# What tools, jigs, clamps etc are needed to make cabinet doors?



## On The Hook (Feb 24, 2009)

Guys, 

I need to make doors for kitchen and garage cabinets. I've never done this before, and would like to, but don't know what tools, bits, blades, jigs, clamps, etc. are needed. 

Can anyone point me in the right direction. Are there any online resources that might be helpful? I have access to a good supply store, but do not know what is needed.

Thank you.


----------



## Viking48 (Jan 24, 2006)

This could cover a lot of ground. A lot depends on the type of door you want to make. Slab doors are pretty easy. I just made some for the bay and just ran some boards through the joiner then ripped them on the table saw. I then glued and clamped them. When they dried I ran them through the planer and cut them to length. Even that required a joiner, table saw, clamps and a planer. If you want panel doors you'll have to add a router table as well. There are some good books on the subject and lots of info on the internet. Here is one link that will give you a start on the basics. http://www.prowoodworkingtips.com/Cabinet_Door_Construction.html

Good luck with your projects.


----------



## EndTuition (May 24, 2004)

Assuming you have the saws, I would recommend either a biscut joiner, or the new pocket screw jigs and screws. The biscut jointer works well for butt joints at least 1 1/5 wide and is really good at long layups like making table tops. Those new pocket jigs look cool, but I have yet to use one.
The fastest way to build a door is to call Big Green, second fastest way is to build a simple flat frame with butt joints. Route the inside, and drop in a piece of pannel from the back.


----------



## On The Hook (Feb 24, 2009)

I have access to: table saw, cnc router table, hand router, drill, jig & skill saws as well as some other stuff. Who or what is Big green? I've been wanting one of those pocket hole jigs, so I'll see what I can find. This project will be mission style doors.

OTH.....


----------



## biggreen (Feb 23, 2005)

I'm not sure what a mission style door looks like but it sounds like you should have the tools, might need to add a few clamps if you don't have a stash of those. Find a pic of a mission door like you want and show me that and I can be a lot more specific on how to get there. 
Later, biggreen


----------



## On The Hook (Feb 24, 2009)

Here is a link with a rotating picture group, and the bits I'm thinking of using.

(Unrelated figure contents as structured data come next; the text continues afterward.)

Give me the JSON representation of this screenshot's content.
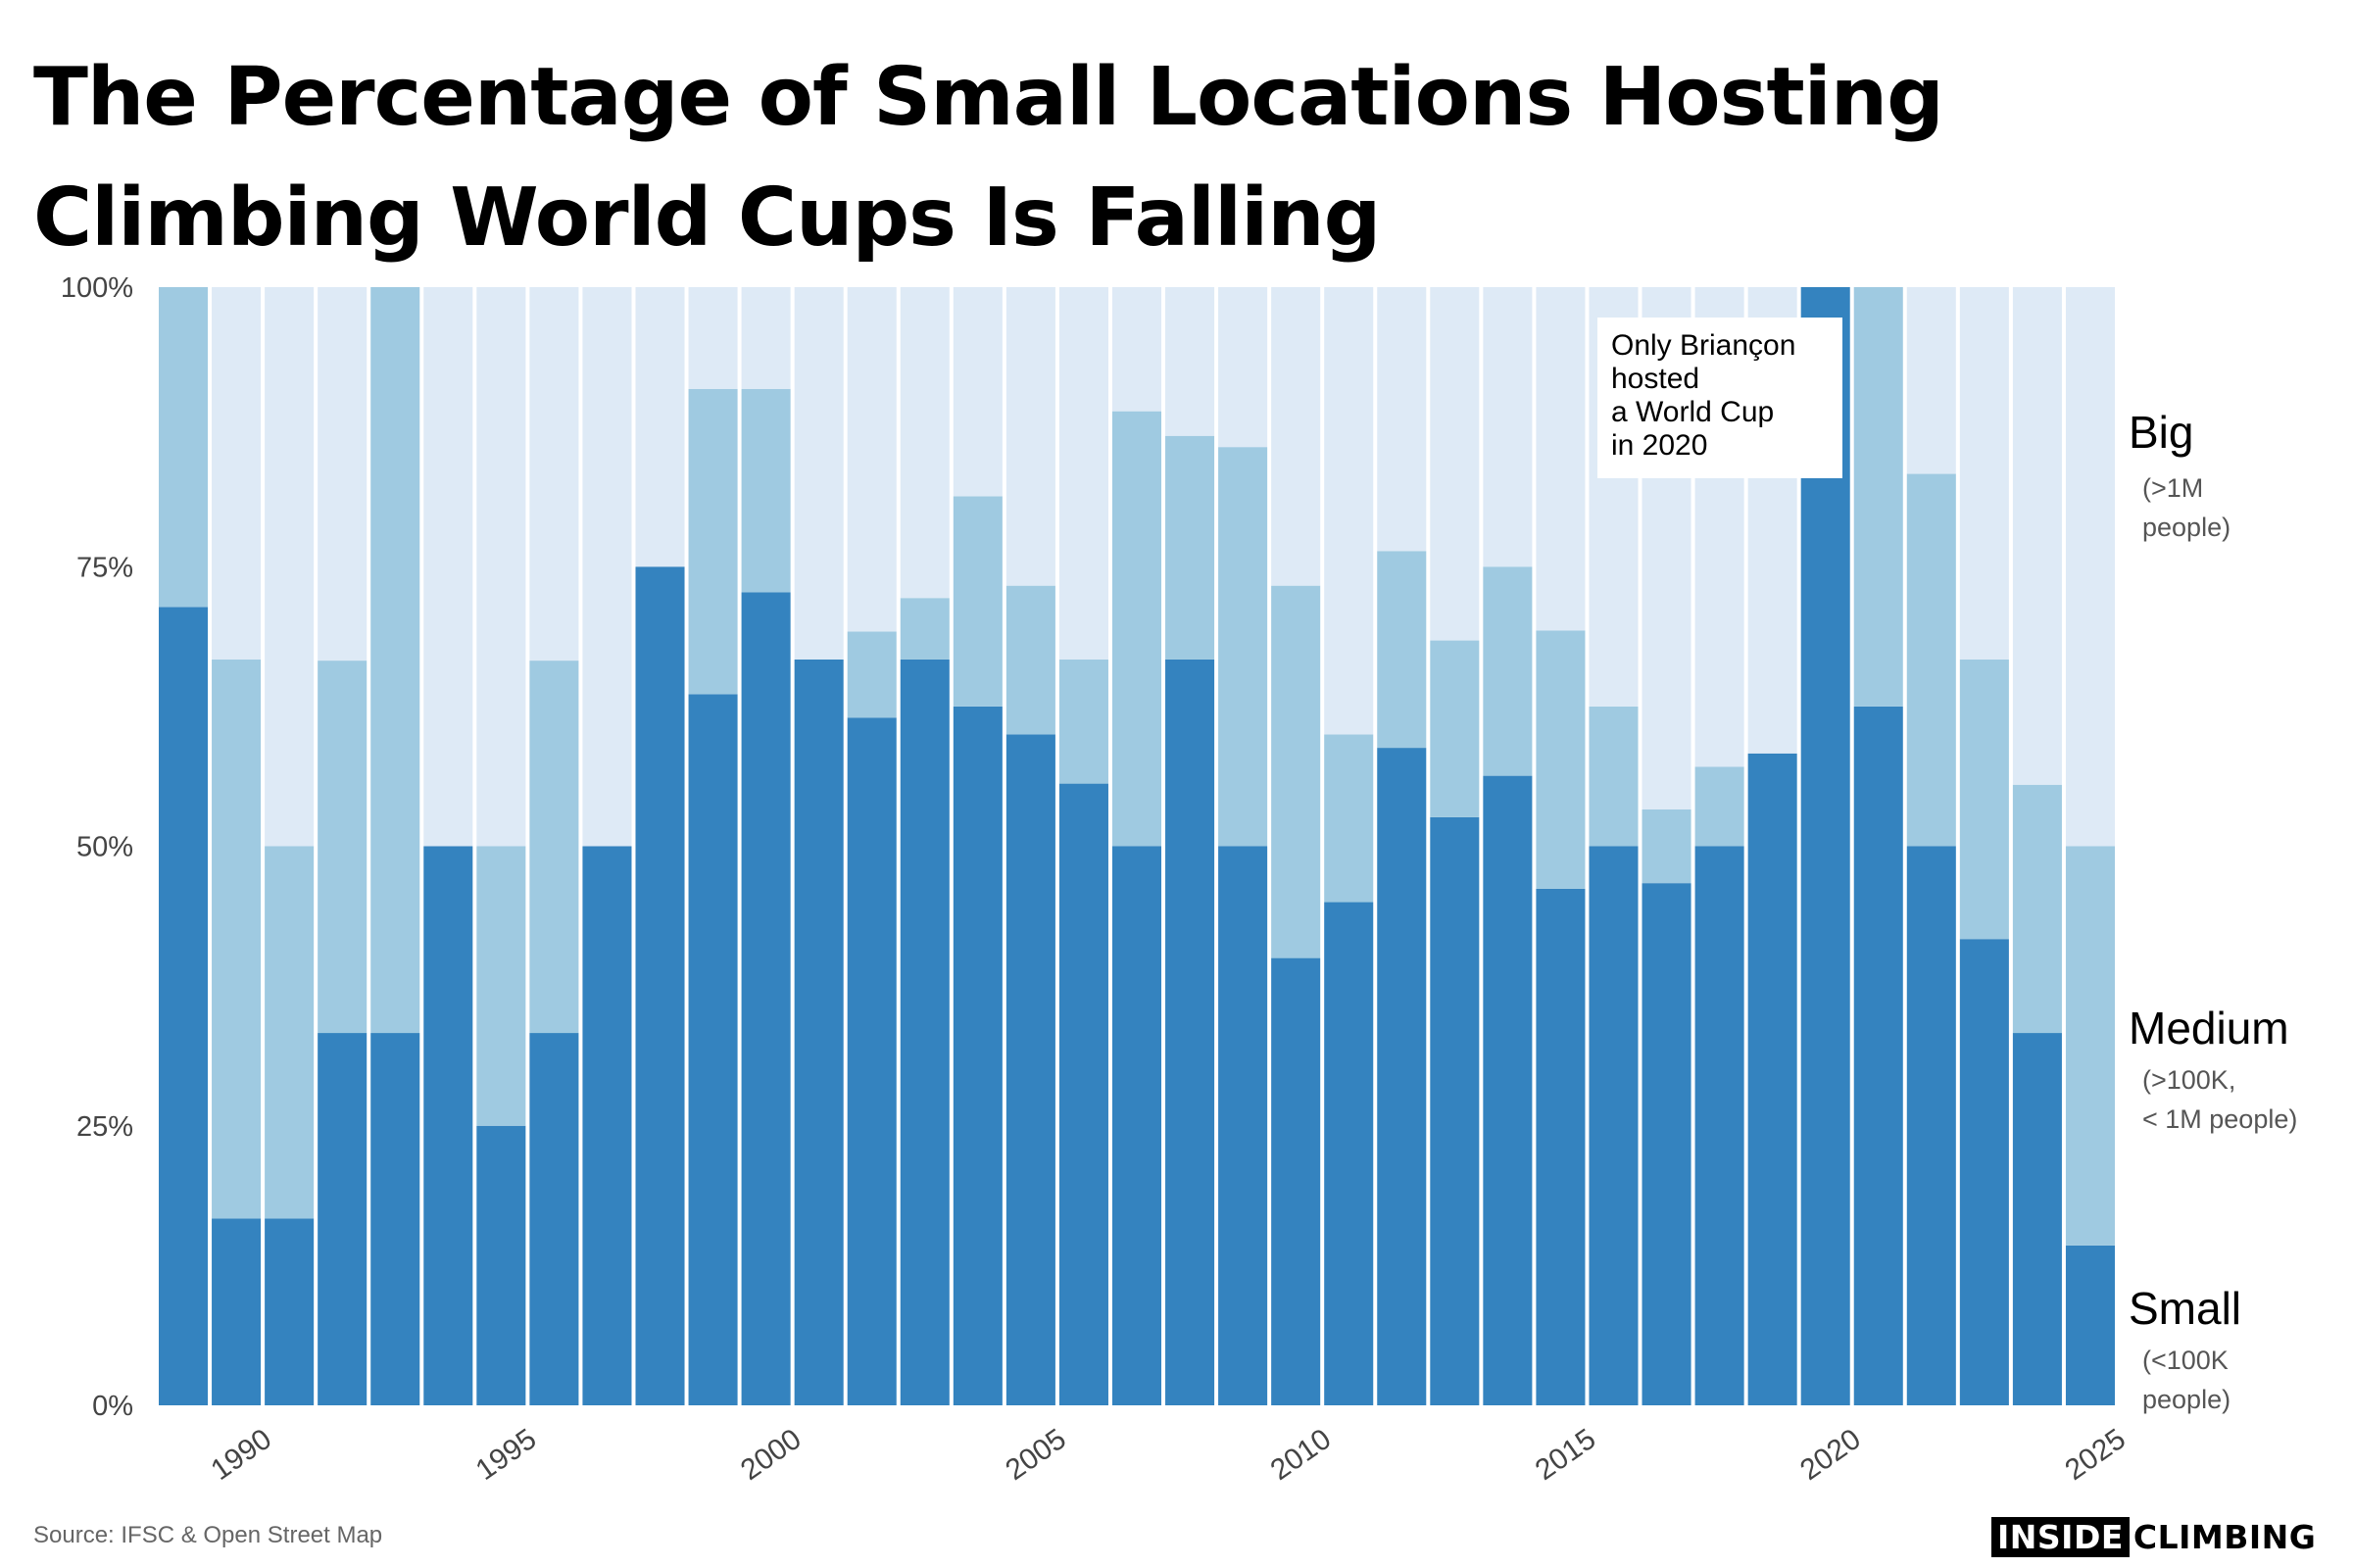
{
  "title": "The Percentage of Small Locations Hosting Climbing World Cups Is Falling",
  "source": "Source: IFSC & Open Street Map",
  "logo": {
    "part1": "INSIDE",
    "part2": "CLIMBING"
  },
  "annotation": "Only Briançon\nhosted\na World Cup\nin 2020",
  "legend": {
    "big": {
      "label": "Big",
      "sub": "(>1M\npeople)"
    },
    "medium": {
      "label": "Medium",
      "sub": "(>100K,\n< 1M people)"
    },
    "small": {
      "label": "Small",
      "sub": "(<100K\npeople)"
    }
  },
  "colors": {
    "small": "#3483bf",
    "medium": "#9fcae1",
    "big": "#deeaf6",
    "axis_text": "#444444"
  },
  "chart_data": {
    "type": "bar",
    "stacked": true,
    "x": [
      1989,
      1990,
      1991,
      1992,
      1993,
      1994,
      1995,
      1996,
      1997,
      1998,
      1999,
      2000,
      2001,
      2002,
      2003,
      2004,
      2005,
      2006,
      2007,
      2008,
      2009,
      2010,
      2011,
      2012,
      2013,
      2014,
      2015,
      2016,
      2017,
      2018,
      2019,
      2020,
      2021,
      2022,
      2023,
      2024,
      2025
    ],
    "series": [
      {
        "name": "Small",
        "values": [
          71.4,
          16.7,
          16.7,
          33.3,
          33.3,
          50,
          25,
          33.3,
          50,
          75,
          63.6,
          72.7,
          66.7,
          61.5,
          66.7,
          62.5,
          60,
          55.6,
          50,
          66.7,
          50,
          40,
          45,
          58.8,
          52.6,
          56.3,
          46.2,
          50,
          46.7,
          50,
          58.3,
          100,
          62.5,
          50,
          41.7,
          33.3,
          14.3
        ]
      },
      {
        "name": "Medium",
        "values": [
          28.6,
          50,
          33.3,
          33.3,
          66.7,
          0,
          25,
          33.3,
          0,
          0,
          27.3,
          18.2,
          0,
          7.7,
          5.5,
          18.8,
          13.3,
          11.1,
          38.9,
          20,
          35.7,
          33.3,
          15,
          17.6,
          15.8,
          18.7,
          23.1,
          12.5,
          6.6,
          7.1,
          0,
          0,
          37.5,
          33.3,
          25,
          22.2,
          35.7
        ]
      },
      {
        "name": "Big",
        "values": [
          0,
          33.3,
          50,
          33.4,
          0,
          50,
          50,
          33.4,
          50,
          25,
          9.1,
          9.1,
          33.3,
          30.8,
          27.8,
          18.7,
          26.7,
          33.3,
          11.1,
          13.3,
          14.3,
          26.7,
          40,
          23.6,
          31.6,
          25,
          30.7,
          37.5,
          46.7,
          42.9,
          41.7,
          0,
          0,
          16.7,
          33.3,
          44.5,
          50
        ]
      }
    ],
    "xticks": [
      1990,
      1995,
      2000,
      2005,
      2010,
      2015,
      2020,
      2025
    ],
    "yticks": [
      0,
      25,
      50,
      75,
      100
    ],
    "ytick_labels": [
      "0%",
      "25%",
      "50%",
      "75%",
      "100%"
    ],
    "ylim": [
      0,
      100
    ],
    "xlabel": "",
    "ylabel": ""
  }
}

http://www.amanatool.com/routerbits/missionstyle-cabinetmaking-55438.html


----------



## Harbormaster (May 26, 2000)

Use router bits for Mission Style rails and stiles...sure beats all the setup required to do the same thing on a table saw!

http://circlesaw.com/xcart/search.php?mode=search&page=1

 Cut enough stock for all the rails and stiles with a few extra feet for setting up the tongue cuts...cause once you break down a router setup it's tough to set up again.


----------



## biggreen (Feb 23, 2005)

I've always done flat panels with my table saw and a tennoning jig. That being said I didn't have a good router table the last time I made one. Either way, those are simple doors and you shouldn't have any problems. Take Harbormasters advise on making some extra how ever you do them. It's a little more difficult to match something once you've moved on. 
later, biggreen


----------